Random Inspiration: Richard E. Miller Part III



The training Miller received at the St. Louis School of Fine Arts was excellent. Founded in 1879 as the art department of Washington University, the School of Fine Arts was the oldest and most advanced program of its kind in the nation, offering a rigorous curriculum taught by artists who had all been educated in the academies of Europe. Classes included Drawing, Modeling, Painting, Artistic Anatomy, Perspective, Composition, and Mechanical Drawing.² Additionally, there were options of taking Portrait Painting classes and participating in forty hours per week of life drawing.³ Under this tutelage, Miller flourished, taking multiple prizes for his classwork and winning opportunities to show alongside such contemporary masters as Cassatt, Chase, Whistler, and Monet.

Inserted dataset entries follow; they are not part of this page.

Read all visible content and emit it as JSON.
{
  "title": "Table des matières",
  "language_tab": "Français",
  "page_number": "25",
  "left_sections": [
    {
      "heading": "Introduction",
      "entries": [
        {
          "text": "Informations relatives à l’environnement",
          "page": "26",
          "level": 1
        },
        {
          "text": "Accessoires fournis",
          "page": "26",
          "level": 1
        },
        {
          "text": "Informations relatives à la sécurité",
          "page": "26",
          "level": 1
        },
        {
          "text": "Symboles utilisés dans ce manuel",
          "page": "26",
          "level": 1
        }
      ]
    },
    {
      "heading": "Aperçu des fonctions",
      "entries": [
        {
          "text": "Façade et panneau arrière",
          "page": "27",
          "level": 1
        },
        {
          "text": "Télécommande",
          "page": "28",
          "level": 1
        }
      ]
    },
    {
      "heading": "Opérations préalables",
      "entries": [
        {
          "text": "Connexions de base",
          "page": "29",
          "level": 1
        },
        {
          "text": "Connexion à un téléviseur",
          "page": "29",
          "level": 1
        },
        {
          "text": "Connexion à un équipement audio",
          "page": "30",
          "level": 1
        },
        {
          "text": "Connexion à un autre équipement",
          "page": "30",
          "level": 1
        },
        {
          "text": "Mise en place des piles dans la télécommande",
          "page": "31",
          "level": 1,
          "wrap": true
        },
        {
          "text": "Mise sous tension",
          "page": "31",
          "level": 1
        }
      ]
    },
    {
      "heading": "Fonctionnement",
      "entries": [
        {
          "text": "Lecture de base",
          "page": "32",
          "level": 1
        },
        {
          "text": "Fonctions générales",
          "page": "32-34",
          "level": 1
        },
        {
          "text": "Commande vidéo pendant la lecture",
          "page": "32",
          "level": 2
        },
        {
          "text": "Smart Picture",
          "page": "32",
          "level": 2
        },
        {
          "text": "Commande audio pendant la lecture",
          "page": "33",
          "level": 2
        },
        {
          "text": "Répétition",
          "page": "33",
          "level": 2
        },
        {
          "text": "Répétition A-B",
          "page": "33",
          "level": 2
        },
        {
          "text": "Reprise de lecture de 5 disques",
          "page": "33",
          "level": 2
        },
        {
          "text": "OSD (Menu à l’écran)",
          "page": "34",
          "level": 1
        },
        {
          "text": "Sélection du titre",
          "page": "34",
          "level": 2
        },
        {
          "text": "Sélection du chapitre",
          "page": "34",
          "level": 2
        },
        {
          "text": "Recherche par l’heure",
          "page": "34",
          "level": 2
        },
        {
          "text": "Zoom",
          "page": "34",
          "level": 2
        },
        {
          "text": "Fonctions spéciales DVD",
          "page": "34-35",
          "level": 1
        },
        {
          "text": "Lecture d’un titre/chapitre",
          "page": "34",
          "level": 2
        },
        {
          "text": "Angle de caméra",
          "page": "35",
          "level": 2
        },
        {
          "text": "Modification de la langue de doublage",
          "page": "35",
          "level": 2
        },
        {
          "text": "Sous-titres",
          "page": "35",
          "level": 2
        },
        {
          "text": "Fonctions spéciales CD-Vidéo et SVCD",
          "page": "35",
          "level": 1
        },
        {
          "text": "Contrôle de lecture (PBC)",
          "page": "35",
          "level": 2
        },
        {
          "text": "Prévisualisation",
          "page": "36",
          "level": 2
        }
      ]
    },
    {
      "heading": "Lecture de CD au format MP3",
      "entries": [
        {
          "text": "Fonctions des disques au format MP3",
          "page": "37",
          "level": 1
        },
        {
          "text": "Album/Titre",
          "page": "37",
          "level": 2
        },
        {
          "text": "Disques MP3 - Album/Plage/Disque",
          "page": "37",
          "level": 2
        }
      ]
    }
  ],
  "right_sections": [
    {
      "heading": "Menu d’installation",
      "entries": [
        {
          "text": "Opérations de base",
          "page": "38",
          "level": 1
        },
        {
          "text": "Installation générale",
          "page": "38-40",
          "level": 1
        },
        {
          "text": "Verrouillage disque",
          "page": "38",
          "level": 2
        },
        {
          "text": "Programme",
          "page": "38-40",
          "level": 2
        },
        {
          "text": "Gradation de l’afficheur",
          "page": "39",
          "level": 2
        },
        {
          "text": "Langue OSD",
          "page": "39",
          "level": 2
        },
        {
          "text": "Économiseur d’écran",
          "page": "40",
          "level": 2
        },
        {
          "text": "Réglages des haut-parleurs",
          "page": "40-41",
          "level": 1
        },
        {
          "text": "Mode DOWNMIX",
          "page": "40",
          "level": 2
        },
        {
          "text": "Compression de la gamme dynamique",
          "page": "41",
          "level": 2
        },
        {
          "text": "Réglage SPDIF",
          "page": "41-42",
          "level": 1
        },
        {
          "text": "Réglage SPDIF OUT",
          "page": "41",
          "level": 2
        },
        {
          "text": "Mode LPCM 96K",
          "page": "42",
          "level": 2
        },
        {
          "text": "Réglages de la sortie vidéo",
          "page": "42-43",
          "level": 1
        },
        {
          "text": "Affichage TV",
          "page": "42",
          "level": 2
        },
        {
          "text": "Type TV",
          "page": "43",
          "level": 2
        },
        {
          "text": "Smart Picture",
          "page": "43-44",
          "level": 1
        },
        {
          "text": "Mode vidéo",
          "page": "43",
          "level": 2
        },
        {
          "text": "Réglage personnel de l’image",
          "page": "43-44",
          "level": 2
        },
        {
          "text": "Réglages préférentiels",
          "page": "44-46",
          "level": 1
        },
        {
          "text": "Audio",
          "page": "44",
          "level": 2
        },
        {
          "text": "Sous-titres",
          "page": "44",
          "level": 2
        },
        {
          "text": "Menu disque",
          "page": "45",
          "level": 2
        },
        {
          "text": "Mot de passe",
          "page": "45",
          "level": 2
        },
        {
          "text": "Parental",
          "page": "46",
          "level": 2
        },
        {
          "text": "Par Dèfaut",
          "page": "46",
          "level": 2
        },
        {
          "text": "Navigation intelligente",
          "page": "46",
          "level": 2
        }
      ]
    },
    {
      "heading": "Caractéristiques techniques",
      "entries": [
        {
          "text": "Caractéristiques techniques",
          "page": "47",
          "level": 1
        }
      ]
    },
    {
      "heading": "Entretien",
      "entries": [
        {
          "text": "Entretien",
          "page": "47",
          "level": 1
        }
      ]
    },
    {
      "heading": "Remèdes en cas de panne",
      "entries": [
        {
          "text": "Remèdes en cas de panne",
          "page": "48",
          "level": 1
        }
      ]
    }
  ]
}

In 1897, Miller began working as an illustrator for the St. Louis Post-Dispatch, but within a year, he had received a $600 scholarship from the Art Students Association at the School of Fine Arts, and he left Missouri to begin his studies in Paris, the world’s center for art education. He worked his way across the Atlantic on a cattle boat, tending to animals in exchange for his fare,⁴ and by the spring of 1899, he was enrolled in the Académie Julian, a school with a rough-and-tumble reputation,⁵ but whose excellent faculty, inexpensive tuition, and lack of entrance requirements made it popular amongst American students. At Julian, Miller studied under Jean-Joseph Benjamin-Constant and Jean-Paul Laurens, both of whom also taught at the Ecole des Beaux-Arts and were on the jury of the Salon. Again Miller thrived, and within a year he was attracting attention in France and at home, taking awards at several international exhibits.

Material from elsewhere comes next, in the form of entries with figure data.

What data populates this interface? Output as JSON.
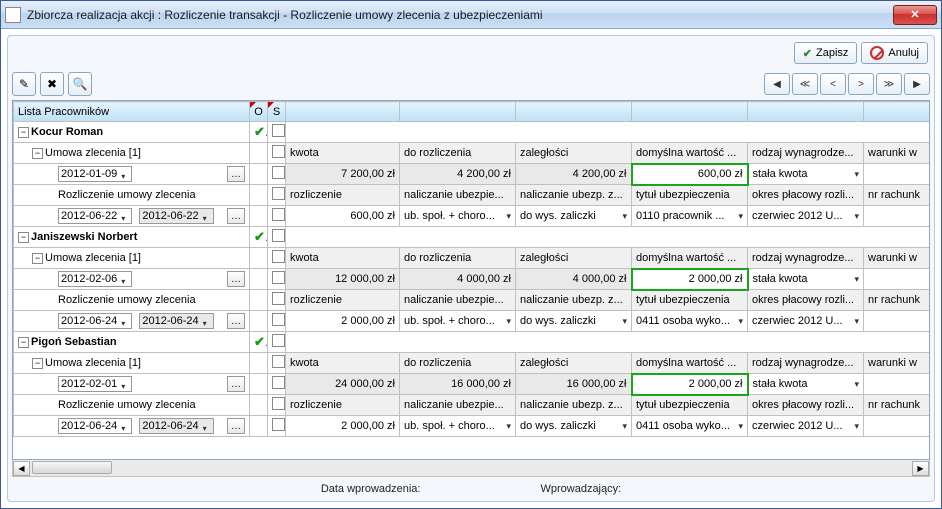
{
  "window": {
    "title": "Zbiorcza realizacja akcji :  Rozliczenie transakcji - Rozliczenie umowy zlecenia z ubezpieczeniami"
  },
  "buttons": {
    "save": "Zapisz",
    "cancel": "Anuluj"
  },
  "grid": {
    "header_lista": "Lista Pracowników",
    "header_o": "O",
    "header_s": "S",
    "labels": {
      "kwota": "kwota",
      "do_rozliczenia": "do rozliczenia",
      "zaleglosci": "zaległości",
      "domyslna": "domyślna wartość ...",
      "rodzaj_wyn": "rodzaj wynagrodze...",
      "warunki": "warunki w",
      "rozliczenie": "rozliczenie",
      "nalicz_ubezp": "naliczanie ubezpie...",
      "nalicz_ubezp_z": "naliczanie ubezp. z...",
      "tytul_ubezp": "tytuł ubezpieczenia",
      "okres_plac": "okres płacowy rozli...",
      "nr_rachunk": "nr rachunk",
      "umowa": "Umowa zlecenia [1]",
      "rozl_uz": "Rozliczenie umowy zlecenia"
    },
    "options": {
      "stala_kwota": "stała kwota",
      "ub_spol": "ub. społ. + choro...",
      "do_wys": "do wys. zaliczki",
      "prac_0110": "0110 pracownik ...",
      "osoba_0411": "0411 osoba wyko...",
      "czerwiec": "czerwiec 2012 U..."
    },
    "workers": [
      {
        "name": "Kocur Roman",
        "umowa_date": "2012-01-09",
        "kwota": "7 200,00 zł",
        "do_rozl": "4 200,00 zł",
        "zaleg": "4 200,00 zł",
        "domyslna": "600,00 zł",
        "rozl_d1": "2012-06-22",
        "rozl_d2": "2012-06-22",
        "rozl_val": "600,00 zł",
        "tytul": "0110 pracownik ..."
      },
      {
        "name": "Janiszewski Norbert",
        "umowa_date": "2012-02-06",
        "kwota": "12 000,00 zł",
        "do_rozl": "4 000,00 zł",
        "zaleg": "4 000,00 zł",
        "domyslna": "2 000,00 zł",
        "rozl_d1": "2012-06-24",
        "rozl_d2": "2012-06-24",
        "rozl_val": "2 000,00 zł",
        "tytul": "0411 osoba wyko..."
      },
      {
        "name": "Pigoń Sebastian",
        "umowa_date": "2012-02-01",
        "kwota": "24 000,00 zł",
        "do_rozl": "16 000,00 zł",
        "zaleg": "16 000,00 zł",
        "domyslna": "2 000,00 zł",
        "rozl_d1": "2012-06-24",
        "rozl_d2": "2012-06-24",
        "rozl_val": "2 000,00 zł",
        "tytul": "0411 osoba wyko..."
      }
    ]
  },
  "footer": {
    "data_wprow": "Data wprowadzenia:",
    "wprowadzajacy": "Wprowadzający:"
  },
  "colors": {
    "lista_bg": "#00e5e5",
    "green_border": "#1aa61a",
    "header_grad_top": "#e6f3fd",
    "header_grad_bot": "#bde1f8"
  }
}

Over the next ten years, most of which were spent in France, Miller’s work continued to win awards in competitions throughout Europe and the United States. Though open to changing trends in contemporary art, Miller chose to send paintings to the different exhibits which were more Naturalist in flavor, featuring subdued colors, and compositions which were still conservative enough for most juries. By 1910, however, Miller was coming into his own, deciding on a signature style which mixed his fine draftsmanship with influences from the works of Joaquín Sorolla, the Nabis, the Fauves, the Impressionists, Alfred Stevens, James Tissot, and, of course, James Abbott McNeil Whistler.






5 comments:

ARMAND CABRERA said...

Matt,

Thanks for posting these and the great write up. Miller was a talented painter and deserves to be better remembered.

Ryan Mellody said...

Some very inspiring paintings . . . gets me thinking of ways to improve my composition and harmonies. Thanks Matt.

billspaintingmn said...

This is very inspiring, Thanks!

Terry Strickland said...

Thanks for posting this Matthew. They are brilliant. Not an artist you hear much but Ryan is right the compositions are masterful!

Mary Sheehan Winn said...

Wow. Very nice paintings. Very Mary Cassatt. Thanks for sharing.